Unfortunately, too many people choose their dogs based on appearance alone. Adopting or buying a dog simply because you like the way it looks is like looking for the perfect spouse from a mail-order catalog. You might get lucky, but it’s very possible it will be a bad match. Game of Thrones ushered in a Husky fad, and soon the shelters were full of abandoned Huskies as families discovered how much work is required for this active breed. Everyone wants a Doodle mix for their hypoallergenic qualities, not realizing that pairing a remarkably intelligent breed like a Poodle with an energetic herding dog like an Australian Shepherd means you have a smart and tireless dog that can’t be shut inside most of the day.

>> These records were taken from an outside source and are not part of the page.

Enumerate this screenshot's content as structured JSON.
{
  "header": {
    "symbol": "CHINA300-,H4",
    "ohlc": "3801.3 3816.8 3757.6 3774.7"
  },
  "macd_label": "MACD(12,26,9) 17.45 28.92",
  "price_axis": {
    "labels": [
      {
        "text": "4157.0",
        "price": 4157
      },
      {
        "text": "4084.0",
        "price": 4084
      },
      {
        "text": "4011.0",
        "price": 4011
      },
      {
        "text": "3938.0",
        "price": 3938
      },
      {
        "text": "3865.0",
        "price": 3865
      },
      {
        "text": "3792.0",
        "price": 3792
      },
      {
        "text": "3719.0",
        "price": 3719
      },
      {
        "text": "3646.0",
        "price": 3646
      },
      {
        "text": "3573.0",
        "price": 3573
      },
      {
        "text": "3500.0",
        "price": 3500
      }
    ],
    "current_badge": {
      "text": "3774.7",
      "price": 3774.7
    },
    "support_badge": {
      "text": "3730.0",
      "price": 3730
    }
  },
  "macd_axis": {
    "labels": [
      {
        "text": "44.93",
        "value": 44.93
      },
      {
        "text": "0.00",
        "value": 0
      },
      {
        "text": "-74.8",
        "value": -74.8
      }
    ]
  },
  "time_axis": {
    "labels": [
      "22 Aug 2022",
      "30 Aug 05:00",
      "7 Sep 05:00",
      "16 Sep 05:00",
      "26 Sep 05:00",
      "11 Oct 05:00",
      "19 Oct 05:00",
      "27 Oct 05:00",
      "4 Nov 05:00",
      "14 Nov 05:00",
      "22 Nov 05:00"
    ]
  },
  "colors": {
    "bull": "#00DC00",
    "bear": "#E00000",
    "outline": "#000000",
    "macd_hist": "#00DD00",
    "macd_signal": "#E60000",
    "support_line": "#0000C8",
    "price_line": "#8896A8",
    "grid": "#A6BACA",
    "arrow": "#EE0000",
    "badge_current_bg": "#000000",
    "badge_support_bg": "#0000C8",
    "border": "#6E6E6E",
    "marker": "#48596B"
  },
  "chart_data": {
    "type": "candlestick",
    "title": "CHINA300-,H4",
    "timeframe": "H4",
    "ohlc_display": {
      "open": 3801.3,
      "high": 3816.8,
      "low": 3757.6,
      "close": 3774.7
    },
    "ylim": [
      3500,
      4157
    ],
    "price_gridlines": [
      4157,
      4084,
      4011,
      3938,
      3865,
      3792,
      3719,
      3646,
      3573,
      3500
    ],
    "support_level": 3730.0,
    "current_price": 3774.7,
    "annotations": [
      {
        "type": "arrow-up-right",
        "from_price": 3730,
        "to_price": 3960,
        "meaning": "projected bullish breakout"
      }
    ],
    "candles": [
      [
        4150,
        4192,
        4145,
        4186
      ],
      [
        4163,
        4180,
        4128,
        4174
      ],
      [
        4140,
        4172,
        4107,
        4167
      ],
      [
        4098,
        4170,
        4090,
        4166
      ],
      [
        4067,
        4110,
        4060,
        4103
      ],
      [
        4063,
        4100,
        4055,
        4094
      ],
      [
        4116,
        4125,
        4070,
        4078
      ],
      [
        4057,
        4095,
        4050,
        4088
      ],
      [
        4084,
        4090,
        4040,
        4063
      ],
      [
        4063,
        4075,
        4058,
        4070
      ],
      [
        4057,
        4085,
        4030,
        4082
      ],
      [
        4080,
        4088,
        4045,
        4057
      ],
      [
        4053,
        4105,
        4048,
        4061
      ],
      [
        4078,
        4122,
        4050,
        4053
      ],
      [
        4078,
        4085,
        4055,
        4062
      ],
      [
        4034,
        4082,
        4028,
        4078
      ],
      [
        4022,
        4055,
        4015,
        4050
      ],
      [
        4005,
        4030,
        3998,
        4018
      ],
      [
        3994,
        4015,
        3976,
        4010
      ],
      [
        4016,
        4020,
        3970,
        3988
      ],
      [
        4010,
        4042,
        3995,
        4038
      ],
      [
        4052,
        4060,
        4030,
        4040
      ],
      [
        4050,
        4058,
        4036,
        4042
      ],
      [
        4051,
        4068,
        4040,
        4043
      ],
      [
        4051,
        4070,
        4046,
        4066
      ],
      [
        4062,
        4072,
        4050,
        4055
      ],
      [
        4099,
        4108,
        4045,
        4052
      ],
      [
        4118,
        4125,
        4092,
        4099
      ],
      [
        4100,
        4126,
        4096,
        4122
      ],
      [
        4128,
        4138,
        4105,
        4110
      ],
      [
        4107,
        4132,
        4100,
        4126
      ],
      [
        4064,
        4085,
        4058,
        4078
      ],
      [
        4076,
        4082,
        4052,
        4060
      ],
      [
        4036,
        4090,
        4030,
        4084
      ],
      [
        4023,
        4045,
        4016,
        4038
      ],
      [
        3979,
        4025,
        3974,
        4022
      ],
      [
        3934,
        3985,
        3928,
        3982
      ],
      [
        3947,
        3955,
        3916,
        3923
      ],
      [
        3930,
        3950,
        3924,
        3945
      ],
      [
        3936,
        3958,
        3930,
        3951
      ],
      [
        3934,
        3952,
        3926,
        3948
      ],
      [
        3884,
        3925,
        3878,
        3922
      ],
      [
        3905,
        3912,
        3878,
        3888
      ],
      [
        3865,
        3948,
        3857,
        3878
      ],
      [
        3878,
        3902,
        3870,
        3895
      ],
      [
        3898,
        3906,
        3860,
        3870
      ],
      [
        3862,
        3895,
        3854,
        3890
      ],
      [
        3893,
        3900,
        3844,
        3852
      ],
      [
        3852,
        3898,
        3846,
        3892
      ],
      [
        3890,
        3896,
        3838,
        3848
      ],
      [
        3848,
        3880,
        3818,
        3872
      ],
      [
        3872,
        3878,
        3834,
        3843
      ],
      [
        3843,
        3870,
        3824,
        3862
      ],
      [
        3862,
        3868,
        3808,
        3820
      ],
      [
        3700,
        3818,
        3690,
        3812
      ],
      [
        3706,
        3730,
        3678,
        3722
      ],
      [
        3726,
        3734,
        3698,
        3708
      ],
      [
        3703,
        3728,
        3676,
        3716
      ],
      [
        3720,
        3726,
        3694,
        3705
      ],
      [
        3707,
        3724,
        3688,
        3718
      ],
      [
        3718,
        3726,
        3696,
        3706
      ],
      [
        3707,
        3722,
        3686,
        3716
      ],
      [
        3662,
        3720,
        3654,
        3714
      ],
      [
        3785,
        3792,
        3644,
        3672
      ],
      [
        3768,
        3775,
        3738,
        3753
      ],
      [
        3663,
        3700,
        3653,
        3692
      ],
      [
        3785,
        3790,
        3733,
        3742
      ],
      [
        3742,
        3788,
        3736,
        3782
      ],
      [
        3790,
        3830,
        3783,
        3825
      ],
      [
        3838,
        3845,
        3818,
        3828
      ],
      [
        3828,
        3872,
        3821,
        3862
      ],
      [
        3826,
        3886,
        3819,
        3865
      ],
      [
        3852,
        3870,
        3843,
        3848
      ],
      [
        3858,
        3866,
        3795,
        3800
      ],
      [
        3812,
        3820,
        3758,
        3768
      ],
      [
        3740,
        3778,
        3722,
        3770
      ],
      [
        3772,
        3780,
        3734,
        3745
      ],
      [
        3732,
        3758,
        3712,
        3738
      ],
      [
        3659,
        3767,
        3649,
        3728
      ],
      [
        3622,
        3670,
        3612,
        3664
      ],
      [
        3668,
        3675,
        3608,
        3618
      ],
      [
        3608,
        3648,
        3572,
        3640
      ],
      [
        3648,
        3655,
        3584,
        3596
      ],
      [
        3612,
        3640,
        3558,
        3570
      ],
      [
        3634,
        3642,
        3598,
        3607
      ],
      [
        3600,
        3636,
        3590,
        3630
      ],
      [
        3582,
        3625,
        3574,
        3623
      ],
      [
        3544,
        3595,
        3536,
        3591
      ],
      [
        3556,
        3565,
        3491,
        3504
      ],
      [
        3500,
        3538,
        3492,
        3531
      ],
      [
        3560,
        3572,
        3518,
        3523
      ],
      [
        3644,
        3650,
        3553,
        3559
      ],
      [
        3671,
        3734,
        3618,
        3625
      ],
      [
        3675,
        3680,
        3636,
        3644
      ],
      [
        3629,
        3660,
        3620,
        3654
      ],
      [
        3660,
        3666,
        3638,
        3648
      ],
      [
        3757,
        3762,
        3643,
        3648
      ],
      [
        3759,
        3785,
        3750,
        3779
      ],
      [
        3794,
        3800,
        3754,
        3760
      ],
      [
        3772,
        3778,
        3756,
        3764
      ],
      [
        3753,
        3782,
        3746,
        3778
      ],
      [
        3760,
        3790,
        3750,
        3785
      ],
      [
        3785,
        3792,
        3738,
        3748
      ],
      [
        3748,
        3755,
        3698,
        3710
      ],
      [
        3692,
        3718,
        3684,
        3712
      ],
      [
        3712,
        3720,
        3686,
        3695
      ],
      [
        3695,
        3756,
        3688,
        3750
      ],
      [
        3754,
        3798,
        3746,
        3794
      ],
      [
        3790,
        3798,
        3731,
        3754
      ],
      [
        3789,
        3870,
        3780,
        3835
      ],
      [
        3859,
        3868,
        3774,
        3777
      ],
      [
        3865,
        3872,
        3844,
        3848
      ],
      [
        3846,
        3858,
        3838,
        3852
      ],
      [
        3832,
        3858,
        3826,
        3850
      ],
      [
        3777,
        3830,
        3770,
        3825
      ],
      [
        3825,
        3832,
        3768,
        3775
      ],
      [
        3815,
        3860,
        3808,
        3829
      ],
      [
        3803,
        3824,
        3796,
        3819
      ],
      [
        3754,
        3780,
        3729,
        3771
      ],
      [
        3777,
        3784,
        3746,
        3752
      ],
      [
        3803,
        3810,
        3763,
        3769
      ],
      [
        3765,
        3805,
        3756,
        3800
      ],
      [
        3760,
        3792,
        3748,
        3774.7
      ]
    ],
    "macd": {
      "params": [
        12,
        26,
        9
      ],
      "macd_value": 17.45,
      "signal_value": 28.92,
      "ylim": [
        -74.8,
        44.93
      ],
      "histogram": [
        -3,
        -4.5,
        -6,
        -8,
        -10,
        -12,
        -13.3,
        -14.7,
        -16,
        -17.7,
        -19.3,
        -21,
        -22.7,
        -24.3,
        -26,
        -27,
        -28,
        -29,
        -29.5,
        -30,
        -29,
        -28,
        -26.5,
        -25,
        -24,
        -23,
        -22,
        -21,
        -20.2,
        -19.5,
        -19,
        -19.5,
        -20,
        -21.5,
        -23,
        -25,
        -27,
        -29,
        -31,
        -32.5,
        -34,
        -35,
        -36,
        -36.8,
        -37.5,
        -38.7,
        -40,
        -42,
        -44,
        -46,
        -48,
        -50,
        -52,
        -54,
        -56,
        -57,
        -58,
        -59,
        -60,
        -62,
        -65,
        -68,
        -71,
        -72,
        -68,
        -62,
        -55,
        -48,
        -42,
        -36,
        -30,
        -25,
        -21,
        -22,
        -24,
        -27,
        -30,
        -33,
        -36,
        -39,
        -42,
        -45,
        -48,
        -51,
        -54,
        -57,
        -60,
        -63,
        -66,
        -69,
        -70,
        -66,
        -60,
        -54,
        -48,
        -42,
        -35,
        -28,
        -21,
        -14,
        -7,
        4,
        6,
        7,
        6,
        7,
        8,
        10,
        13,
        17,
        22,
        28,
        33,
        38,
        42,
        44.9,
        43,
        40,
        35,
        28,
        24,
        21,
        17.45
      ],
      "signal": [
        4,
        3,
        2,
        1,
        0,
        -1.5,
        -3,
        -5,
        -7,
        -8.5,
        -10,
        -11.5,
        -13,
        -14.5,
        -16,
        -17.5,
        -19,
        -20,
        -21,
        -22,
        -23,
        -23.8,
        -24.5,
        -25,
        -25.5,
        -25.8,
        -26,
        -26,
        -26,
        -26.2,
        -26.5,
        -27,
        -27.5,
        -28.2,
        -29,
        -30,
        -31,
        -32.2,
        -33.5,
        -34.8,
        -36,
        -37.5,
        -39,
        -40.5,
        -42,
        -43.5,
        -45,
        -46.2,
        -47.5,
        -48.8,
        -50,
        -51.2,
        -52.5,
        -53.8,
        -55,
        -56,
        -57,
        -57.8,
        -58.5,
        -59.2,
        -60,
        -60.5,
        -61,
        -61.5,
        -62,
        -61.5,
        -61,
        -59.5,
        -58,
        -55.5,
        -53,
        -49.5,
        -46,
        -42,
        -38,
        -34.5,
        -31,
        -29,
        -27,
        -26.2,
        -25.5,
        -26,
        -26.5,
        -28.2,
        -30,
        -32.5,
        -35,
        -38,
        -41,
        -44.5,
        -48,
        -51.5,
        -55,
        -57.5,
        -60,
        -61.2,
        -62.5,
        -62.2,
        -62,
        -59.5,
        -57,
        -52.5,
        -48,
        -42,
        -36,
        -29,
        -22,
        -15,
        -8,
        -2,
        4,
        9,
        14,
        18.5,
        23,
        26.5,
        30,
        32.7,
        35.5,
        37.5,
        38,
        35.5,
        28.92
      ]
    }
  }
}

A bad match between dog and human is a quality of life issue for both and not something that hiring a trainer can magically fix. Re-homing may be in the dog’s best interest if you really cannot meet your dog’s needs. New dog owners often vastly underestimate how much exercise, attention, and training a dog requires. Your dog is not broken if they need more than two leashed walks a day, a comfy dog bed, and some snuggles. Too many pet dogs are living desperately dull and restricted indoor lives. Owners wonder what’s wrong when their dog barks or digs or chews or starts bouncing off the walls - when the dog is just being a dog.
Even if your dog has all its physical and emotional needs met, they may still develop behavior problems that require professional help. Expectations and reality often collide at this juncture. Dogs are sentient and complex beings - helping a dog overcome fear or aggression or over-arousal isn’t like upgrading a piece of software. We have come to expect instant gratification in our quick-fix culture, but training and behavior modification can be protracted and expensive. Some dog owners choose to send their dog away to costly doggy boot-camp programs with the promise of an obedient and well-trained pet, but many behavior problems are frequently caused or exacerbated by the dog’s everyday environment. Addressing a dog’s behavior problem usually requires the human to change, too.
We love our dogs, and they unconditionally love us back. We develop deep and enduring bonds with them. And with that love comes responsibility. Modern pet dogs are entirely dependent on us for all their needs and wants. Welcoming another species into your home requires time, dedication, and a willingness to embrace the wildness of Canis lupus familiaris. Let your dog be a dog.